The threat of rape, it seems, is almost always there but diffuse and inspecific. Rape can happen in a darkened alley, in a persons’ own living room, on a subway, totally out in the open… And it seems that what escalates the threat of rape into actual commission of the act (especially in a so-called “mob” environment) comes down to some tough-to-pin down, ethereal elements of context and opportunity. Someone can walk through the same stairwell every day with no problem, but then one day something changes – and rape happens.
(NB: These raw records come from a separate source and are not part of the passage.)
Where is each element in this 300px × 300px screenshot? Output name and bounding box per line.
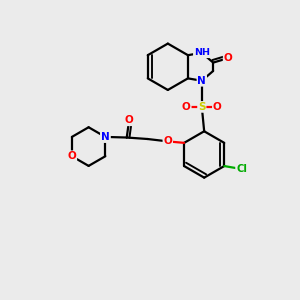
Text: N: N	[101, 132, 110, 142]
Text: O: O	[182, 102, 191, 112]
Text: NH: NH	[194, 48, 210, 57]
Text: O: O	[125, 115, 134, 125]
Text: O: O	[224, 53, 233, 63]
Text: O: O	[213, 102, 222, 112]
Text: N: N	[101, 132, 110, 142]
Text: O: O	[164, 136, 172, 146]
Text: O: O	[68, 151, 76, 161]
Text: Cl: Cl	[236, 164, 247, 174]
Text: S: S	[198, 102, 206, 112]
Text: N: N	[197, 76, 206, 86]
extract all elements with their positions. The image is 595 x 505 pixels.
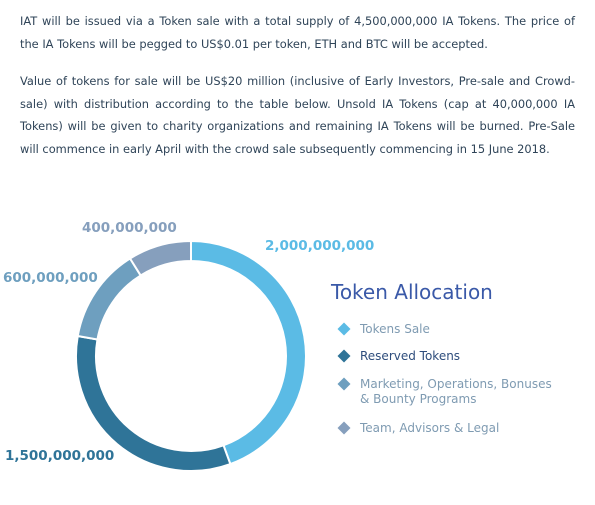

What I imagine this meant for Lara is that when she first went into Tahrir Square she was not more at-risk of being raped than normal. The facts about her – woman, attractive, etc. – as so many others have argued, were immaterial. I can’t say for sure, but I suspect that attractive Western women move unmolested through that same space all the time. Equally immaterial were the facts of who did the assaulting. I don’t imagine there are any statistics on this, but I’d be willing to bet that the vast majority of Egyptian men (and more broadly, Muslim men, for that matter) go through their entire lives without ever assaulting anyone.
What was important is that in that place at that time the context changed. Ms. Logan was either unaware or unable to get away. She was caught in an terrible “perfect storm” and her being assaulted was the result.
Unlike the threat of rape which seems to condense and evaporate, often unpredictably, from what I understand the threat of piracy near the Horn of Africa is highly specific and constant. Everyone knows the pirates are there and that they prey on everything from privately owned sailing yachts to ocean-going freighters. I’ll bet someone smarter than me could even calculate the risk numerically (maybe Texas In Africa already has…): “Sail a boat between the ports of Aden and Mocha and you run a 72% chance of being attacked by pirates…”
And to me, that is a much more important difference than who went for work versus who was on vacation, who was attractive or not, who was male or female. Lara went into her situation with no reason to assume that things would go as they ended up going. From what I understand, from a security/risk perspective, it truly was random. She did not take more risk than normal (she’s been in more volatile places), and she didn’t do anything particularly wrong from a security perspective. She was quite simply in the wrong place at the wrong time.
[Personal note: Many of us have jobs which involve going into dangerous places, and while glamorizing it (being an “adrenaline junkie”) is famously problematic, so is refusing to act. Your job is what it is and you do it. As an aid worker, I personally reject outright the notion that Lara Logan should have stayed home, or that she was somehow unsuitable for danger zone reporting because she is female.]
Whereas the yachters knew that they very specifically ran the risk of being attacked in that place at that time. They made an informed decision, took their chances and paid the price.
Did anyone deserve what they got? Of course not. No one – no one – deserves to be raped or killed. In a better world neither event would have happened. My assessment of what happened in Tahrir Square is now more nuanced than before: It was a terrible event, but at the end of the day Ms. Logan couldn’t have known better. However my assessment of what happened in the Indian Ocean between Oman and Somalia is still pretty much the same: Jean and Scott Adam, Phyllis Macay and Bob Riggle didn’t deserve to die. But they absolutely should have known better.